In a previous blog post, AFH Athlete and swimmer, Bri Leverenz, shared with us her mission – to teach swimming to children in the Philippines. Most individuals in the Philippines do not know how to swim, so for too many, especially in an archipelago like the Philippines, swimming is a life saving skill. Read Bri’s latest blog post about her philanthropic journey in Southeast Asia.
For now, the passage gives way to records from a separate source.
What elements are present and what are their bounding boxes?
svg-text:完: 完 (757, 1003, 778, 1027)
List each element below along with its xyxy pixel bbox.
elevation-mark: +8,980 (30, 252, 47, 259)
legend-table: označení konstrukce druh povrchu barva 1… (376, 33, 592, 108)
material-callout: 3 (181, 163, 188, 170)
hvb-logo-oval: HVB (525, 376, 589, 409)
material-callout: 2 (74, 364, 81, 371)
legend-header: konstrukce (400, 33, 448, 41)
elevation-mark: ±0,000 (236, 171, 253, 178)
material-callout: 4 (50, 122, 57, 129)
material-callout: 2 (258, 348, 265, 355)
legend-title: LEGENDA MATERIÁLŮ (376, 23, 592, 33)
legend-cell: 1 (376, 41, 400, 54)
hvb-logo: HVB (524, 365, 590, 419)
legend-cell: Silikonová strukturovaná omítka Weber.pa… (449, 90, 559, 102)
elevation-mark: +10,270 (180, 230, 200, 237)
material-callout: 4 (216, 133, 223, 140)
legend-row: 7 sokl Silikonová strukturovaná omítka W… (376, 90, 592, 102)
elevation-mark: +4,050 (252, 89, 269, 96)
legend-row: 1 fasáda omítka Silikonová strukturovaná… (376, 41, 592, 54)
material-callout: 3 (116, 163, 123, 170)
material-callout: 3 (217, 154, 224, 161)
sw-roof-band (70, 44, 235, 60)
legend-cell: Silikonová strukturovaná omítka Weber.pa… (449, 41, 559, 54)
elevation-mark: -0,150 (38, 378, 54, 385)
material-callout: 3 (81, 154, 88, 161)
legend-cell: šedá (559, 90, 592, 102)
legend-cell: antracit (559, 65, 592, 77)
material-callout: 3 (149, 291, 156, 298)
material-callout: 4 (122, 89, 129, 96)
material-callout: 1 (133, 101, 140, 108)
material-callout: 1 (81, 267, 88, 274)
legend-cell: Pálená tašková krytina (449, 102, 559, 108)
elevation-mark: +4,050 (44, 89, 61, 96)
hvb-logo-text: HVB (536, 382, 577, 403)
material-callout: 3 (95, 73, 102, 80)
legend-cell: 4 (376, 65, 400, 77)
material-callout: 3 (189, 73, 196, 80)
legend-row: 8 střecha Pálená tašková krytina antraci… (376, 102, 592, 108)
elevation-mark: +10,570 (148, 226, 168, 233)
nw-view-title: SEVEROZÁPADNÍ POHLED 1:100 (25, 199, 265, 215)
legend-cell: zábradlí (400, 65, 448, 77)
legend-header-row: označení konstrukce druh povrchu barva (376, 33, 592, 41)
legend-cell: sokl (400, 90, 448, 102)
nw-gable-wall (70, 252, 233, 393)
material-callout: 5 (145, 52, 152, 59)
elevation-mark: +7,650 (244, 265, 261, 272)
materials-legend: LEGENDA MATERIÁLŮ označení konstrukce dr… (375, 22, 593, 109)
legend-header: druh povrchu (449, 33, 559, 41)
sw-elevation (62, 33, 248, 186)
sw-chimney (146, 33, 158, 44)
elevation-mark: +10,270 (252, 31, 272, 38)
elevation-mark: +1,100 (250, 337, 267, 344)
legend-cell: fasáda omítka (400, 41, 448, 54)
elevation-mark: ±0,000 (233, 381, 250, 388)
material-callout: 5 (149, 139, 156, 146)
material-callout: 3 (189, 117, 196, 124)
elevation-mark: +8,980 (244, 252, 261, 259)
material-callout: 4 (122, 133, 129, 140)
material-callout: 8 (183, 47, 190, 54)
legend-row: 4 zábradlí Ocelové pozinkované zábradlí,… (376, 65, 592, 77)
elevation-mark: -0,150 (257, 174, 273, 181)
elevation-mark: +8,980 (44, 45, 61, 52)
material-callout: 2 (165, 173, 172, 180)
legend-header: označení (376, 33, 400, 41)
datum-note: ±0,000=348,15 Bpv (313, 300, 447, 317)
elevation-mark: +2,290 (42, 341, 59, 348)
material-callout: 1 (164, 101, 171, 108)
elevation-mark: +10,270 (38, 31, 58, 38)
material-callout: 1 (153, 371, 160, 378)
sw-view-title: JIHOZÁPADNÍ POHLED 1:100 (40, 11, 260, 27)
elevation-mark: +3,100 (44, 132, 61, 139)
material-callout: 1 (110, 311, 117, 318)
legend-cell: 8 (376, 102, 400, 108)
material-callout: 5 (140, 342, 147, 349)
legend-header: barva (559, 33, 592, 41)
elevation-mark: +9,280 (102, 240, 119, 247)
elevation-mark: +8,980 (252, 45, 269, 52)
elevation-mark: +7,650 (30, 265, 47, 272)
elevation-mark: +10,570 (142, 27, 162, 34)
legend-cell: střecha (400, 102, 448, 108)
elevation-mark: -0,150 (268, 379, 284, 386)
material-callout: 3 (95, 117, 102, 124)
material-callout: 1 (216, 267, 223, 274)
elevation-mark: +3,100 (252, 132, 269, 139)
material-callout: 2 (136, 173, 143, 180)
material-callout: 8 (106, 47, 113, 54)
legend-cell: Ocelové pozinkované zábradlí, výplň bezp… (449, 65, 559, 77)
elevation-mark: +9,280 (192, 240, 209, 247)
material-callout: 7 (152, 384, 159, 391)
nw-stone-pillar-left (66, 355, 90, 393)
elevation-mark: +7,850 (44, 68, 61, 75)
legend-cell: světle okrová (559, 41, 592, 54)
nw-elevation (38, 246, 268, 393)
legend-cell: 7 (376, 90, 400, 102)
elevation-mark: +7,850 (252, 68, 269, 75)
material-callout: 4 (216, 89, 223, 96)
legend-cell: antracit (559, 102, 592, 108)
I have been in the Philippines for an entire month, and there have been so many instances in which I have been blissfully unprepared for, and they have all taught me different lessons. Less than 48 hours in a foreign country, and I got to experience a true volcanic eruption followed by hundreds of earthquakes. Selfishly, 3 inches of ash coating the ground is really a bummer because that means there are 3 inches of ash in every pool too. Swim clinics? Not happening. Unselfishly, I am glad I witnessed it. I saw a community in distress: schools closed, thousands evacuated from their homes, and people rushing to get masks so they can even BE outside without the sulfur from the ash hurting their lungs. A new perspective is the greatest teacher, and I saw a community struggling with unimaginable damage and suffering. Reading a story on the news will never accurately portray the practical impact of a natural disaster. That city was not my home. If I felt my personal security was compromised, I could just leave, but everyone else did not have that luxury. Ash gets cleared (and used as building materials!) but the community won’t forget, and I certainly will not as well.
Despite the desolation, the people I was with were the most welcoming and gracious hosts. This is a common thread among the Filipino population. I have never felt more welcomed in my life, and I certainly do not feel like an outsider. Traveling alone presents unique challenges, but it has never felt like a burden. I’ve met people who I now consider to be friends, and I have been welcomed in to a foreign community entirely on the platform of sport.
I have gotten to share my history in sport with athletic directors, coaches, students, professors and athletes. I never knew that I had a story that anyone would want to listen to or that I had anything inspiring to say, but this journey has repeatedly proven that to be the case. My athletic career is one that I can look back on with reverence and appreciation. Sport opened up so many opportunities for me, including this trip, and now this is my chance to share the invaluable lessons I have learned. The facilities look different, the commentating sounds different, but the game remains the same. Sport really is a universal language.
I had every intention of traveling to the Philippines to be a champion for my sport and with a noble cause of teaching others to swim. My expectations and this reality could not have been further apart. I’m not just a champion for swimming, but for sport as a whole, and the relentless power that it holds.
Every day that I am here looks dramatically different than the last. I have been a guest on a radio show, I’ve taught basic swim skills to 400 students in one day. I’ve coached kids who only speak Tagalog or Korean. I’ve shared my story with athletes and in turn learned their sport from them. I’ve been a coach, an ate (Tagalog for big sister), a ma’am, and just plain Bri. I’ve learned more about myself than I ever thought possible. I have learned to listen more than I speak and to watch everything. From dragon boat racing to diving for sea urchins to eat, I have taken on every opportunity enthusiastically and wholeheartedly. I thought I was coming to teach, but I have learned so much more than I could ever share. It has only been a month, but this archipelago feels like a second home.
Someone asked me today when was the last time I tried something for the first time. I could honestly answer every single day of the last 35 days straight. This blog could be an endless story of all of my firsts, from eating goat, to driving a motorcycle, leaning towards dragon boat race, or even teaching swimming in a freshwater spring filled with tilapia. I could list so many more, but it hardly does the experiences justice.
This trip has already shaped me in to a person I am proud to be. I have not always been comfortable. The world looks very different from my current view, but change fosters growth. I could write about a million more stories, but I would prefer to put the screen down and go live them. 9 cities down, who knows how many more to go.
I’ll be back to share about my next adventures.